All this used to keep the population at work for the rest of the year.  But this was the past, now things are quite different; the tuna are not fished as in the past.   "We have not had many fish this year", the fishermen say, "Tuna must have changed their course”.  The tuna trap of Porto Paglia fishes no longer.  The Isola Piana tonnara now catches more fish than the Portoscuso trap.  In the past it was the opposite.  During the period of the 1980s, the traps were taken from the water altogether and the canneries were closed.  The tonnaroti of Carloforte and Portoscuso did not fish for bluefin for about 10 years.  What occurred to account for these changes?  Has there been a change in the behaviour of the fish?  It is hard to think so when the records are clear that they had not altered their course in several thousand years.  The bluefin has not changed; it is us that have changed.  Industrial and coastal development has changed the waters of the Mediterranean dramatically in the last 100 years.  However, the most significant difference is that a particular style of fishing boats, called purse seiners, catches the juvenile bluefin tuna before they become old enough to spawn even one time.  The purse seines have sophisticated instruments and used airplanes and helicopters to find the schools of the baby fish, until their use was made illegal by the international management agency, the International Commission for the Conservation of Atlantic Tunas (ICCAT).  When they sight a school of tuna fishes, they lower their purse seine, a flying "death room”, and catch huge numbers of small juvenile tuna.  That is unlike the ancient traps, which capture only sexually mature adult fish and do not move with the school of tuna.  The purse seiner can pursue them day after day. 

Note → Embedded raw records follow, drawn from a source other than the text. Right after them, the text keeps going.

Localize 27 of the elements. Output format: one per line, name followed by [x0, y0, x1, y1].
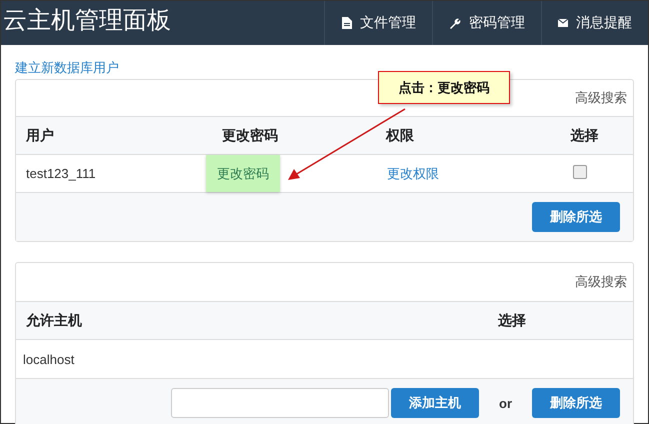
nav-link[interactable]: 文件管理	[324, 1, 432, 45]
column-header: 更改密码	[221, 126, 278, 142]
column-header: 允许主机	[26, 312, 82, 328]
callout-note: 点击：更改密码	[378, 71, 510, 104]
add-host-button[interactable]: 添加主机	[391, 388, 479, 418]
advanced-search-link[interactable]: 高级搜索	[575, 273, 627, 291]
host-cell: localhost	[23, 352, 74, 366]
document-icon	[342, 17, 352, 29]
envelope-icon	[558, 19, 568, 27]
checkbox[interactable]	[572, 165, 586, 179]
or-label: or	[498, 396, 513, 410]
create-user-link[interactable]: 建立新数据库用户	[15, 59, 119, 77]
column-header: 选择	[570, 126, 598, 142]
column-header: 选择	[498, 312, 526, 328]
change-password-link[interactable]: 更改密码	[206, 155, 280, 192]
nav-link[interactable]: 密码管理	[432, 1, 541, 45]
column-header: 用户	[26, 126, 54, 142]
delete-selected-button[interactable]: 删除所选	[532, 388, 620, 418]
app-title: 云主机管理面板	[2, 6, 172, 36]
delete-selected-button[interactable]: 删除所选	[532, 202, 620, 232]
wrench-icon	[449, 17, 461, 29]
user-cell: test123_111	[26, 166, 96, 181]
change-permission-link[interactable]: 更改权限	[386, 166, 439, 180]
advanced-search-link[interactable]: 高级搜索	[575, 89, 627, 107]
host-input-field[interactable]	[171, 388, 389, 418]
nav-link[interactable]: 消息提醒	[541, 1, 648, 45]
column-header: 权限	[386, 126, 414, 142]
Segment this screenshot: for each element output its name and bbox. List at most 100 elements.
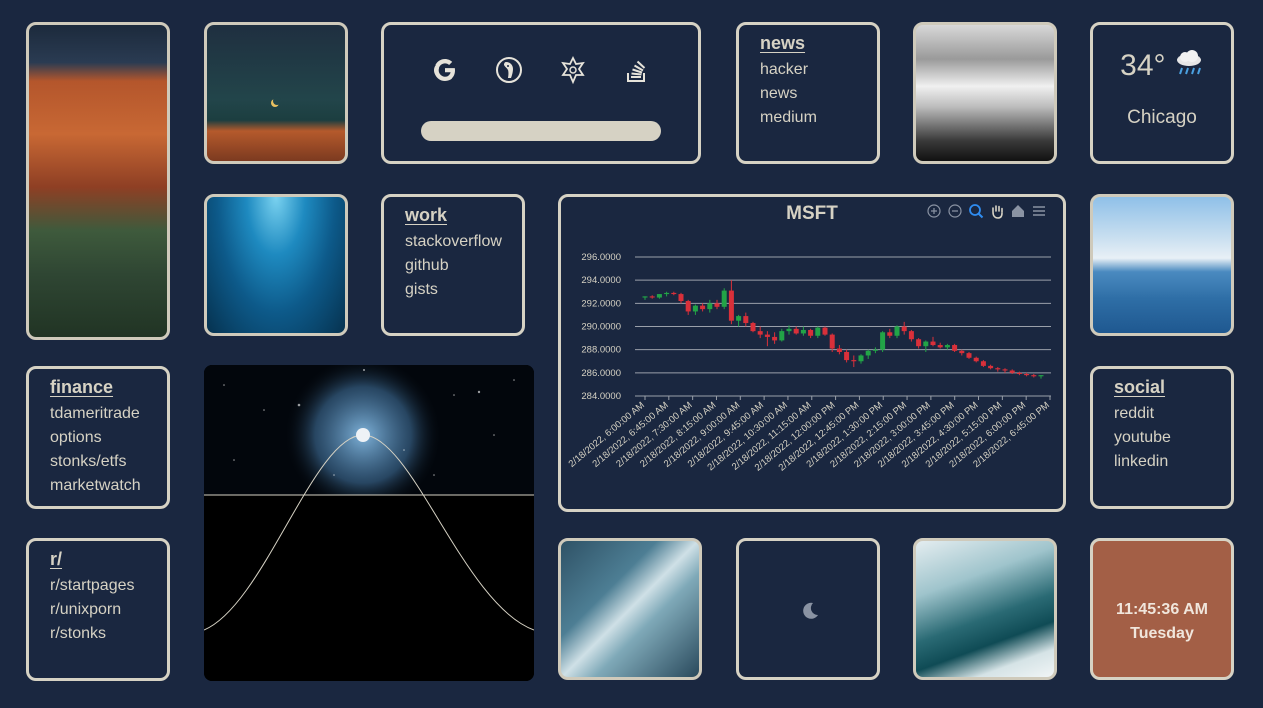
candle-body [757,331,763,335]
weather-city: Chicago [1127,107,1197,128]
candle-body [743,316,749,324]
news-heading: news [760,33,806,53]
link-gists[interactable]: gists [405,278,522,302]
link-medium[interactable]: medium [760,106,877,130]
candle-body [836,348,842,352]
y-tick-label: 284.0000 [581,391,621,402]
link-reddit[interactable]: reddit [1114,402,1231,426]
news-card: news hacker news medium [736,22,880,164]
link-youtube[interactable]: youtube [1114,426,1231,450]
candlestick-plot: 296.0000 294.0000 292.0000 290.0000 288.0000… [567,252,1052,473]
candle-body [772,336,778,341]
candle-body [937,345,943,348]
candle-body [916,339,922,347]
clock-time: 11:45:36 AM [1116,601,1208,618]
y-tick-label: 288.0000 [581,345,621,356]
reddit-card: r/ r/startpages r/unixporn r/stonks [26,538,170,681]
candle-body [880,332,886,350]
link-options[interactable]: options [50,426,167,450]
candle-body [808,329,814,336]
candle-body [901,326,907,332]
candle-body [923,341,929,347]
candle-body [1002,369,1008,371]
candle-body [944,345,950,348]
sun-arc-graphic [204,365,534,681]
weather-card: 34° Chicago [1090,22,1234,164]
candle-body [930,341,936,346]
link-linkedin[interactable]: linkedin [1114,450,1231,474]
candle-body [728,290,734,321]
candle-body [815,327,821,336]
candle-body [822,327,828,335]
candle-body [908,331,914,340]
link-r-unixporn[interactable]: r/unixporn [50,598,167,622]
candle-body [966,353,972,358]
candle-body [1031,375,1037,377]
candle-body [959,350,965,354]
link-marketwatch[interactable]: marketwatch [50,474,167,498]
finance-heading: finance [50,377,114,397]
link-hacker[interactable]: hacker [760,58,877,82]
candle-body [736,316,742,321]
search-input[interactable] [421,121,661,141]
ocean-waves-image [558,538,702,680]
candle-body [642,296,648,298]
crescent-moon-icon [271,97,281,107]
link-stonks-etfs[interactable]: stonks/etfs [50,450,167,474]
sun-path-visualization [204,365,534,681]
candle-body [887,332,893,336]
candle-body [851,360,857,362]
underwater-image [204,194,348,336]
night-desert-pixel-image [204,22,348,164]
stock-chart-card: MSFT 296.0000 294.0000 292.0000 290.0000 288… [558,194,1066,512]
candle-body [664,292,670,295]
desert-pixel-art-image [26,22,170,340]
link-news[interactable]: news [760,82,877,106]
link-r-startpages[interactable]: r/startpages [50,574,167,598]
weather-temp: 34° [1093,49,1231,83]
candle-body [714,303,720,307]
link-tdameritrade[interactable]: tdameritrade [50,402,167,426]
candle-body [678,294,684,302]
stackoverflow-icon[interactable] [622,55,652,85]
wolframalpha-icon[interactable] [558,55,588,85]
candle-body [988,365,994,369]
candle-body [656,294,662,298]
theme-toggle-card[interactable] [736,538,880,680]
clock-card: 11:45:36 AM Tuesday [1090,538,1234,680]
candle-body [952,345,958,351]
candle-body [980,361,986,366]
link-stackoverflow[interactable]: stackoverflow [405,230,522,254]
candle-body [1016,372,1022,374]
candle-body [800,329,806,334]
candle-body [750,323,756,332]
ice-floes-image [913,538,1057,680]
link-github[interactable]: github [405,254,522,278]
reddit-heading: r/ [50,549,63,569]
candle-body [793,328,799,334]
mountain-lake-image [1090,194,1234,336]
candle-body [692,305,698,312]
candle-body [1024,373,1030,376]
google-icon[interactable] [430,55,460,85]
candle-body [779,331,785,341]
candle-body [858,355,864,362]
duckduckgo-icon[interactable] [494,55,524,85]
y-tick-label: 292.0000 [581,298,621,309]
moon-icon[interactable] [800,601,820,621]
candle-body [764,334,770,337]
candle-body [844,351,850,361]
candle-body [700,305,706,310]
candle-body [872,349,878,351]
candle-body [995,368,1001,370]
misty-mountains-image [913,22,1057,164]
candle-body [829,334,835,349]
y-tick-label: 294.0000 [581,275,621,286]
link-r-stonks[interactable]: r/stonks [50,622,167,646]
y-tick-label: 286.0000 [581,368,621,379]
candle-body [894,326,900,336]
candle-body [786,328,792,332]
candle-body [721,290,727,307]
candle-body [685,301,691,312]
candle-body [649,296,655,298]
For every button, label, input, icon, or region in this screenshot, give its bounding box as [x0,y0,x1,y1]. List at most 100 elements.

I had my last meeting with the tuna trap of Carloforte in their Museum, which is in the oldest building of the town, and where there are examples of all the equipment used, with models and the old cans used in the tuna canning factory of Carloforte, when there was a cannery. I saw the terrible hooks that were used for the final "mattanza", the kind of ropes utilized to make the nets and the ancient machinery used to manufacture them.   In the middle of a room there is a model of the tuna trap including the nets, anchors, and floats.   Dedalo could not have built a better maze to catch the bluefin and make it possible for the men to catch them.  

The day of the "mattanza"  the fishermen used to gather around the Rais, their hats off, and pray all together and, at the end, the Rais, with loud voice, said "In nome de Diu, molla !"  ("In God's name, let go !").  This was the signal to open all the doors of the net and let the bluefin get into the death room and then a second order : "Leva !" ("Rise"!).   At this order all the fishermen ("Tonnarotti") unbridle themselves and in an exultation of shouts, arcaic songs, incitement cries they started to lift the big net with the strength of their arms untill, in a reboiling of sea-foam, fins and shaking tails ended the eternal challenge between the man and his prey.